Existem sete espécies do género Brucella, mas apenas quatro atingem o ser humano: Brucella mellitensis (o mais comum na população em geral, presente em cabras, ovelhas e camelos), Brucella abortus (gado bovino), Brucella suis e Brucella canis (suínos e cães, respectivamente).
No caso clínico apresentado, foi identificado como agente causal a Brucella abortus, que ainda que sendo a mais largamente disseminada, representa um menor número de casos em humanos, comparativamente à Brucella Melitensis. 12
A Ecografia escrotal permitiu a confirmação de orquiepididimite, assim como a exclusão de outras patologias, como abcesso e lesão tumoral. O estudo por métodos de imagem descreve habitualmente um aumento do volume e hipoecogenecidade testicular e do epidídimo, presença de hidrocele, espessamento escrotal, hipervascularização, podendo existir lesões granulomatosas e/ou necrotizantes. 13,14
O tratamento tem por objetivo o controlo da doença e a prevenção de complicações, recidivas (descritas até 10% no primeiro ano) e sequelas.9,10
Após a primeira semana no organismo, a Brucella aloja-se preferencialmente no sistema reticulo endotelial da célula pelo que, é fundamental o uso de terapêutica combinada com antibióticos com atividade em ambiente intracelular ácido, por um período de tempo prolongado. As combinações antimicrobianas mais frequentemente utilizadas são a doxiciclina com estreptomicina, gentamicina, ou rifampicina. O regime triplo está indicado em casos graves como neurobrucelose e endocardite.

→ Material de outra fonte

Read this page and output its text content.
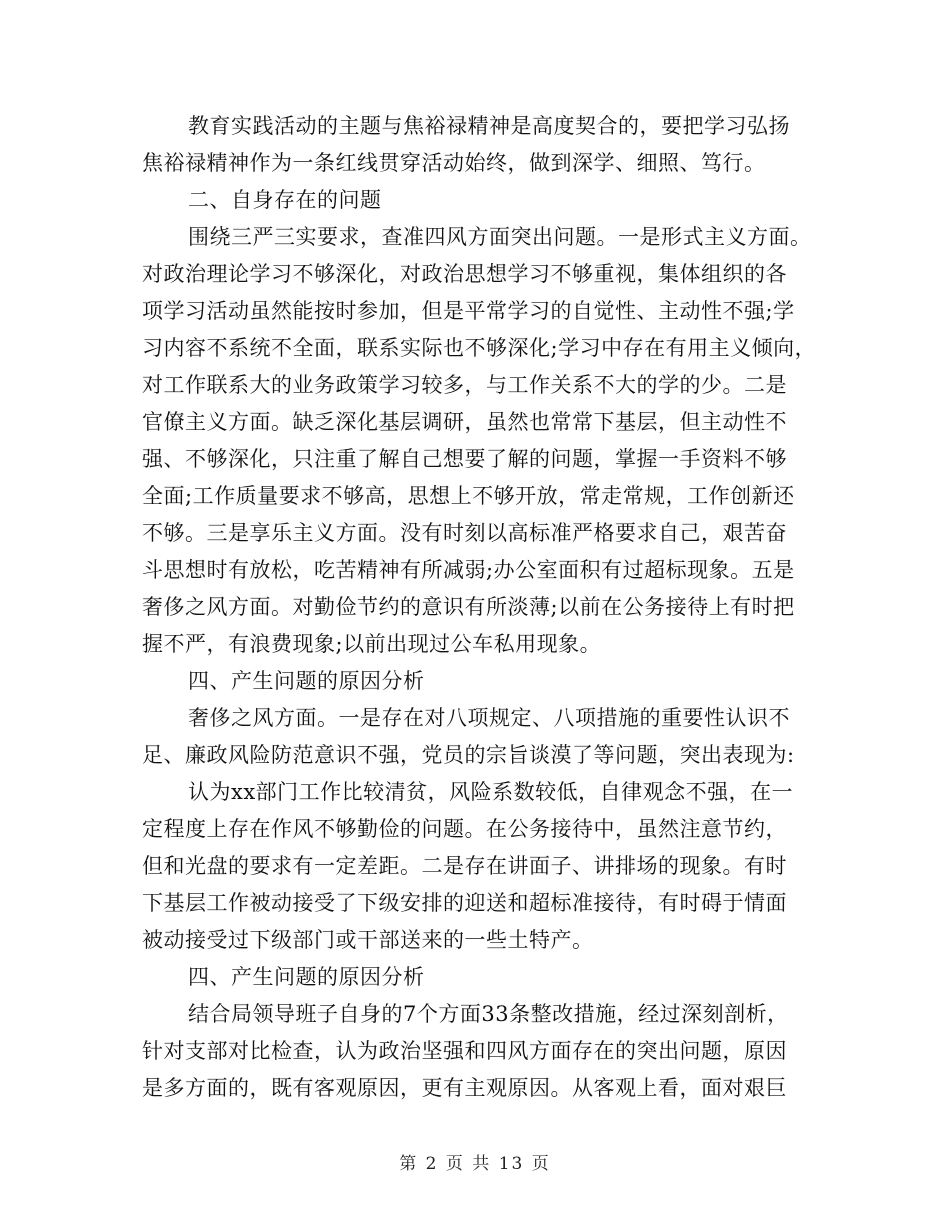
教育实践活动的主题与焦裕禄精神是高度契合的，要把学习弘扬
焦裕禄精神作为一条红线贯穿活动始终，做到深学、细照、笃行。
二、自身存在的问题
围绕三严三实要求，查准四风方面突出问题。一是形式主义方面。
对政治理论学习不够深化，对政治思想学习不够重视，集体组织的各
项学习活动虽然能按时参加，但是平常学习的自觉性、主动性不强;学
习内容不系统不全面，联系实际也不够深化;学习中存在有用主义倾向，
对工作联系大的业务政策学习较多，与工作关系不大的学的少。二是
官僚主义方面。缺乏深化基层调研，虽然也常常下基层，但主动性不
强、不够深化，只注重了解自己想要了解的问题，掌握一手资料不够
全面;工作质量要求不够高，思想上不够开放，常走常规，工作创新还
不够。三是享乐主义方面。没有时刻以高标准严格要求自己，艰苦奋
斗思想时有放松，吃苦精神有所减弱;办公室面积有过超标现象。五是
奢侈之风方面。对勤俭节约的意识有所淡薄;以前在公务接待上有时把
握不严，有浪费现象;以前出现过公车私用现象。
四、产生问题的原因分析
奢侈之风方面。一是存在对八项规定、八项措施的重要性认识不
足、廉政风险防范意识不强，党员的宗旨谈漠了等问题，突出表现为:
认为xx部门工作比较清贫，风险系数较低，自律观念不强，在一
定程度上存在作风不够勤俭的问题。在公务接待中，虽然注意节约，
但和光盘的要求有一定差距。二是存在讲面子、讲排场的现象。有时
下基层工作被动接受了下级安排的迎送和超标准接待，有时碍于情面
被动接受过下级部门或干部送来的一些土特产。
四、产生问题的原因分析
结合局领导班子自身的7个方面33条整改措施，经过深刻剖析，
针对支部对比检查，认为政治坚强和四风方面存在的突出问题，原因
是多方面的，既有客观原因，更有主观原因。从客观上看，面对艰巨
第 2 页 共 13 页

A escolha da antibioterapia e a duração da mesma é controversa. As referências bibliográficas recomendam na maioria dos casos de orquiepididimite brucélica seis semanas de tratamento, podendo ser prolongadas até às 12 semanas. No entanto, recomendam 3 a 6 meses de tratamento em situações de doença crónica, a conjugar com adequada resposta serológica (descida do titulo de anticorpos e desaparecimento das IgM).1,15
No caso clínico relatado optou-se por prolongar a antibioterapia durante seis meses, pelo facto do doente apresentar sintomatologia arrastada, compatível com Brucelose crónica, tendo a forma localizada surgido posteriormente, assim como pela persistência de título positivo de IgM, apesar de se registar uma descida acentuada. A escolha da rifampicina em detrimento da estreptomicina ou gentamicina foi condicionada pela possibilidade do doente cumprir a terapêutica no domicilio, por via oral. Dada a elevada toxicidade dos fármacos, foram efetuados estudos analíticos seriados para monitorização do perfil hematológico e hepático do doente e atendendo à elevada taxa de recidiva descrita na literatura estabeleceu-se um follow-up alvo de dois anos.

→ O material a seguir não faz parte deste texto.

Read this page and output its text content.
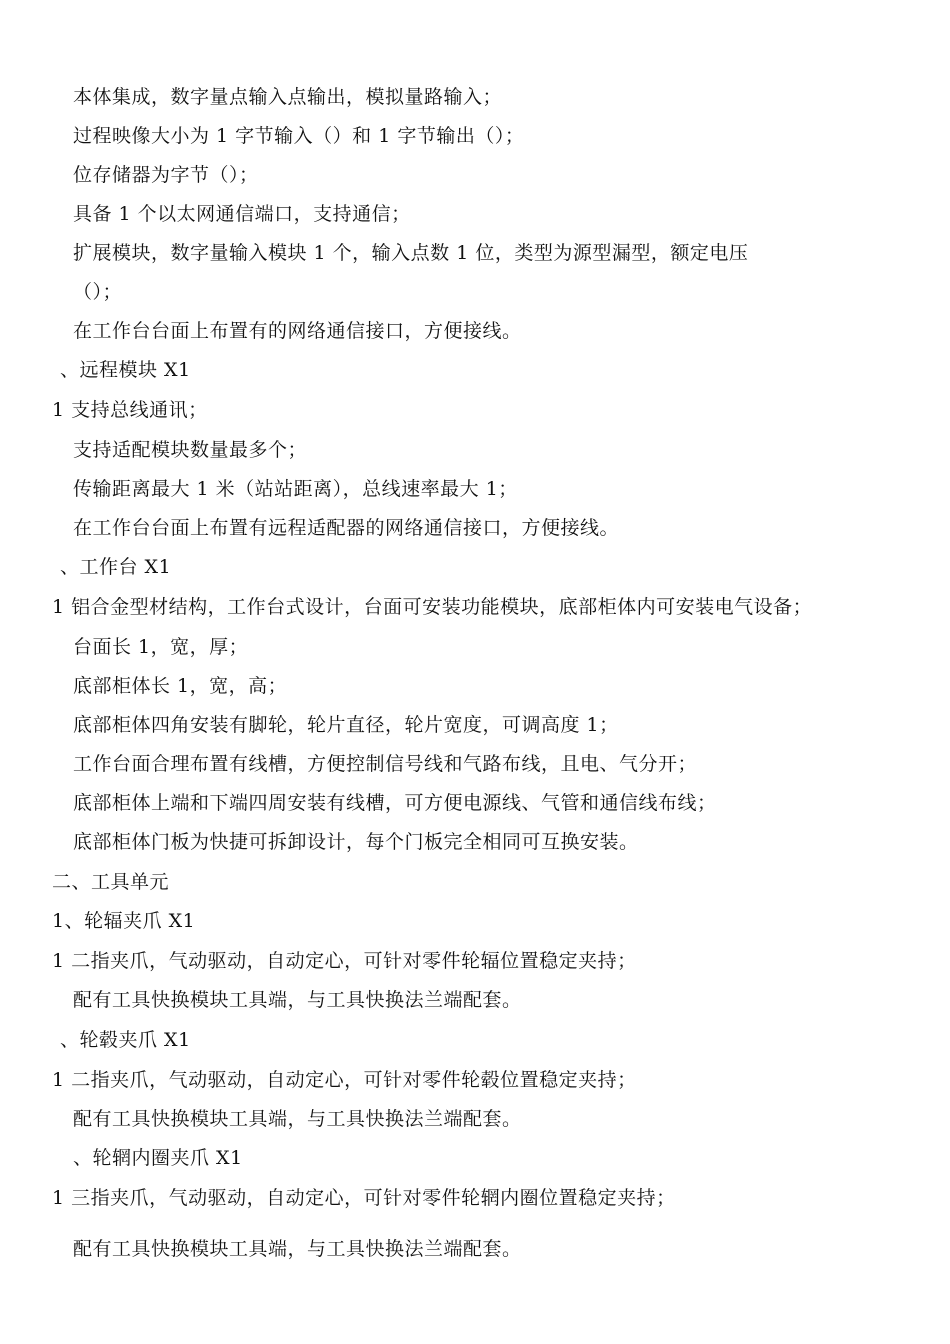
本体集成，数字量点输入点输出，模拟量路输入；
过程映像大小为 1 字节输入（）和 1 字节输出（）；
位存储器为字节（）；
具备 1 个以太网通信端口，支持通信；
扩展模块，数字量输入模块 1 个，输入点数 1 位，类型为源型漏型，额定电压
（）；
在工作台台面上布置有的网络通信接口，方便接线。
、远程模块 X1
1 支持总线通讯；
支持适配模块数量最多个；
传输距离最大 1 米（站站距离），总线速率最大 1；
在工作台台面上布置有远程适配器的网络通信接口，方便接线。
、工作台 X1
1 铝合金型材结构，工作台式设计，台面可安装功能模块，底部柜体内可安装电气设备；
台面长 1，宽，厚；
底部柜体长 1，宽，高；
底部柜体四角安装有脚轮，轮片直径，轮片宽度，可调高度 1；
工作台面合理布置有线槽，方便控制信号线和气路布线，且电、气分开；
底部柜体上端和下端四周安装有线槽，可方便电源线、气管和通信线布线；
底部柜体门板为快捷可拆卸设计，每个门板完全相同可互换安装。
二、工具单元
1、轮辐夹爪 X1
1 二指夹爪，气动驱动，自动定心，可针对零件轮辐位置稳定夹持；
配有工具快换模块工具端，与工具快换法兰端配套。
、轮毂夹爪 X1
1 二指夹爪，气动驱动，自动定心，可针对零件轮毂位置稳定夹持；
配有工具快换模块工具端，与工具快换法兰端配套。
、轮辋内圈夹爪 X1
1 三指夹爪，气动驱动，自动定心，可针对零件轮辋内圈位置稳定夹持；
配有工具快换模块工具端，与工具快换法兰端配套。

Em conclusão, a Brucelose é uma doença sistémica que pode ter diversos fenótipos, sendo a orquiepididimite, a forma genitourinária localizada mais comum. É fundamental uma história clínica detalhada para a suspeição diagnóstica e confirmação pelos meios complementares apropriados.
Quadro I
Testes serológicos
| | | |
| Brucelose aguda | Brucelose crónica | Brucelose localizada |
Hemoculturas/ mielocultura | +++ | ± | ± |
Teste de Wright/ Huddlesen | +++ (1ª-2ª semanas) | - | ± |
Teste Rosa Bengala | + (2ª semana) | ± | + |
Teste de 3 mercapto-etanol | + (2ª semana) | ± | ++ |
Fixação do complemento | ++ (3ª-4ª semana) | ± | ++ |
Imunofluorescência indireta | ++ (2ª-3ª semana) | + | ++ |
LISA | + ++ (1ª-2ª semana) | + | + |
Resultados serológicos em função do estadio evolutivo e dos testes aplicados. Adaptado de: Brucelose – uma revisão sistematizada;Revista Portuguesa de Medicina Interna 2003; 101.
Figura I

Testículo direito ruborizado e com edema.
Figura II

Ecografia escrotal: testículo dereito e porção cefálica do epididimo aumentados de tamanho, e circulação arterial e venosa más exuberantes, aspectos que traduzem orquiepididimite.